After being sworn in as U.S. Vice President, Sen. Kamala Harris made history as the first woman, first African-American, and first person of South Asian descent to ascend to the position.

But did you know Harris isn't actually the first person of color to become “veep?” That distinction belongs to one Charles Curtis, an enrolled member of the Kaw Nation.

Curtis took the office as the first Native American vice president nearly a century ago. He was elected in 1929, as President Herbert Hoover’s running mate. At that time, Native Americans faced significant prejudice and social exclusion, making Curtis’s rise to the office all the more impressive.

Despite his deft navigation of a political system stacked against him, Curtis earned a thorny reputation as a senator, congressman and later in the White House. According to many historians, the policies he pursued didn’t always reflect that of a champion of the Native American population.

Who was Charles Curtis?
Curtis was born in 1860, in a log cabin in North Topeka, a year before Kansas became a state.
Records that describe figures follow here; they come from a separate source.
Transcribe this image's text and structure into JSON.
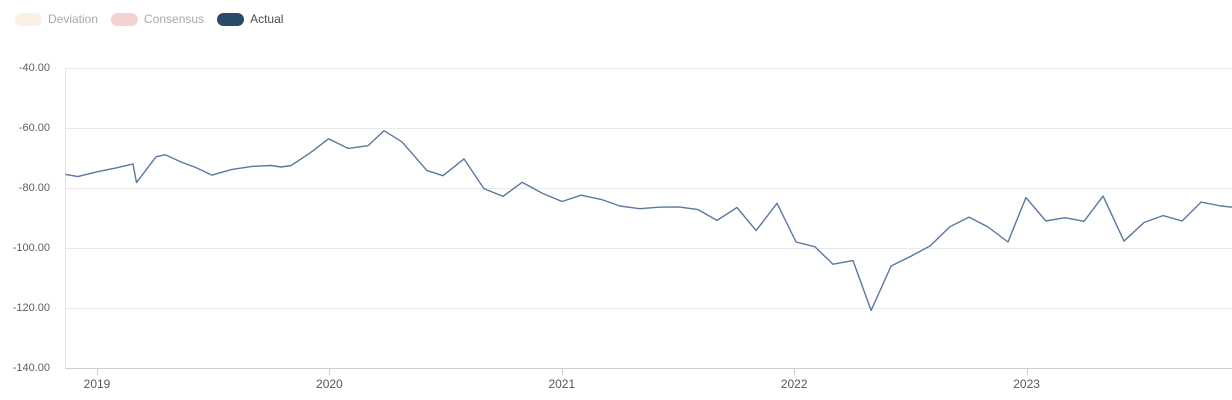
{
  "legend": {
    "items": [
      {
        "label": "Deviation",
        "color": "#fbf0e4",
        "text_color": "#a8a8a8",
        "active": false
      },
      {
        "label": "Consensus",
        "color": "#f4d2d0",
        "text_color": "#a8a8a8",
        "active": false
      },
      {
        "label": "Actual",
        "color": "#2a4a6b",
        "text_color": "#4c4c4c",
        "active": true
      }
    ]
  },
  "chart_data": {
    "type": "line",
    "title": "",
    "xlabel": "",
    "ylabel": "",
    "grid": "horizontal",
    "legend_position": "top-left",
    "xlim": [
      2018.83,
      2023.89
    ],
    "ylim": [
      -140,
      -40
    ],
    "x_ticks": [
      2019,
      2020,
      2021,
      2022,
      2023
    ],
    "y_ticks": [
      {
        "value": -40,
        "label": "-40.00"
      },
      {
        "value": -60,
        "label": "-60.00"
      },
      {
        "value": -80,
        "label": "-80.00"
      },
      {
        "value": -100,
        "label": "-100.00"
      },
      {
        "value": -120,
        "label": "-120.00"
      },
      {
        "value": -140,
        "label": "-140.00"
      }
    ],
    "series": [
      {
        "name": "Actual",
        "color": "#5a78a0",
        "points": [
          [
            2018.832,
            -75.0
          ],
          [
            2018.917,
            -76.2
          ],
          [
            2019.0,
            -74.6
          ],
          [
            2019.082,
            -73.3
          ],
          [
            2019.155,
            -72.0
          ],
          [
            2019.17,
            -78.2
          ],
          [
            2019.254,
            -69.6
          ],
          [
            2019.293,
            -68.9
          ],
          [
            2019.361,
            -71.3
          ],
          [
            2019.426,
            -73.2
          ],
          [
            2019.495,
            -75.7
          ],
          [
            2019.581,
            -73.8
          ],
          [
            2019.667,
            -72.8
          ],
          [
            2019.749,
            -72.5
          ],
          [
            2019.792,
            -73.0
          ],
          [
            2019.835,
            -72.5
          ],
          [
            2019.917,
            -68.3
          ],
          [
            2019.996,
            -63.6
          ],
          [
            2020.08,
            -66.8
          ],
          [
            2020.166,
            -65.9
          ],
          [
            2020.235,
            -60.9
          ],
          [
            2020.312,
            -64.6
          ],
          [
            2020.42,
            -74.2
          ],
          [
            2020.489,
            -75.9
          ],
          [
            2020.579,
            -70.3
          ],
          [
            2020.665,
            -80.2
          ],
          [
            2020.747,
            -82.8
          ],
          [
            2020.829,
            -78.1
          ],
          [
            2020.915,
            -81.7
          ],
          [
            2021.001,
            -84.5
          ],
          [
            2021.083,
            -82.4
          ],
          [
            2021.169,
            -83.8
          ],
          [
            2021.25,
            -86.0
          ],
          [
            2021.336,
            -86.9
          ],
          [
            2021.418,
            -86.4
          ],
          [
            2021.504,
            -86.3
          ],
          [
            2021.586,
            -87.2
          ],
          [
            2021.668,
            -90.8
          ],
          [
            2021.754,
            -86.5
          ],
          [
            2021.836,
            -94.2
          ],
          [
            2021.926,
            -85.1
          ],
          [
            2022.008,
            -98.0
          ],
          [
            2022.089,
            -99.6
          ],
          [
            2022.167,
            -105.4
          ],
          [
            2022.253,
            -104.2
          ],
          [
            2022.331,
            -120.8
          ],
          [
            2022.417,
            -106.0
          ],
          [
            2022.503,
            -102.7
          ],
          [
            2022.585,
            -99.3
          ],
          [
            2022.67,
            -92.9
          ],
          [
            2022.752,
            -89.7
          ],
          [
            2022.834,
            -93.0
          ],
          [
            2022.92,
            -98.0
          ],
          [
            2022.997,
            -83.2
          ],
          [
            2023.083,
            -91.0
          ],
          [
            2023.165,
            -89.9
          ],
          [
            2023.247,
            -91.1
          ],
          [
            2023.329,
            -82.7
          ],
          [
            2023.419,
            -97.7
          ],
          [
            2023.505,
            -91.5
          ],
          [
            2023.587,
            -89.2
          ],
          [
            2023.669,
            -91.0
          ],
          [
            2023.751,
            -84.7
          ],
          [
            2023.837,
            -86.0
          ],
          [
            2023.884,
            -86.4
          ]
        ]
      }
    ]
  }
}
His mother, Ellen Papin, was Kaw, Osage, Potawatomi, and French and his father, Orren Curtis, was a wealthy man of English, Scots, and Welsh descent.

Papin died when Curtis was young, and his father went on to fight in the Civil War. So Curtis spent most of his childhood living with both sets of grandparents. He was raised to speak Kanza and French and later learned English.

Curtis lived on the Kaw reservation for eight years. That’s where he learned he had a knack for horse riding, gaining the moniker “Indian Charlie.” His grandparents on both sides, however, nudged him toward a white-collar career. So he became a lawyer and then a politician.

Contemporary accounts cite Curtis’s personal charm and work ethic as key factors in helping him climb the political ladder. According to J.R. Mendoza of The Capital-Journal, Curtis used a black notebook, and later a card index, to jot down the names of all the people he met while in office or campaigning. He regularly referenced it, which explained “his remarkable memory for faces and names.”

Curtis rose to prominence as a member of the Republican Party, becoming a congressman, senator, and finally Senate majority leader. There, he made his mark as a noteworthy advocate for women’s suffrage and child labor laws.

Controversy
Curtis, however, pursued several policies that spelled trouble for Native Americans. He pushed for the Dawes Act of 1887, which greenlit the federal government to parcel up tribal lands into individual plots. That eventually led to those plots being sold to the public.

In 1898, as a member of the Committee on Indian Affairs, he drafted his namesake Curtis Act. That bill extended the Dawes Act’s provisions to the “Five Civilized Tribes” of Oklahoma.

“[The Curtis Act] enabled the dissolution of many tribal governments in Oklahoma on the path to Oklahoma becoming a state,” Donald Grinde, a historian at the University at Buffalo, told Smithsonian Magazine. “And of course, that [opened up] tribal land in Oklahoma to white settlers, sooners.”

Curtis also supported Native American boarding schools, which separated children from their parents and forced assimilation. There’s also substantial evidence that abuse was rampant in these schools.

Despite Curtis’s assimilationist politics, he did, in many ways, honor his Kaw background throughout his career. For instance, he brought in a Native American jazz band to play at the 1928 presidential inauguration and he filled his vice presidential office with an array of Native American artifacts.

When he was officially selected as the running mate of Hoover, his political rival, Kaw communities in Oklahoma declared “Curtis Day.” Several members of the Kaw community even attended the inauguration.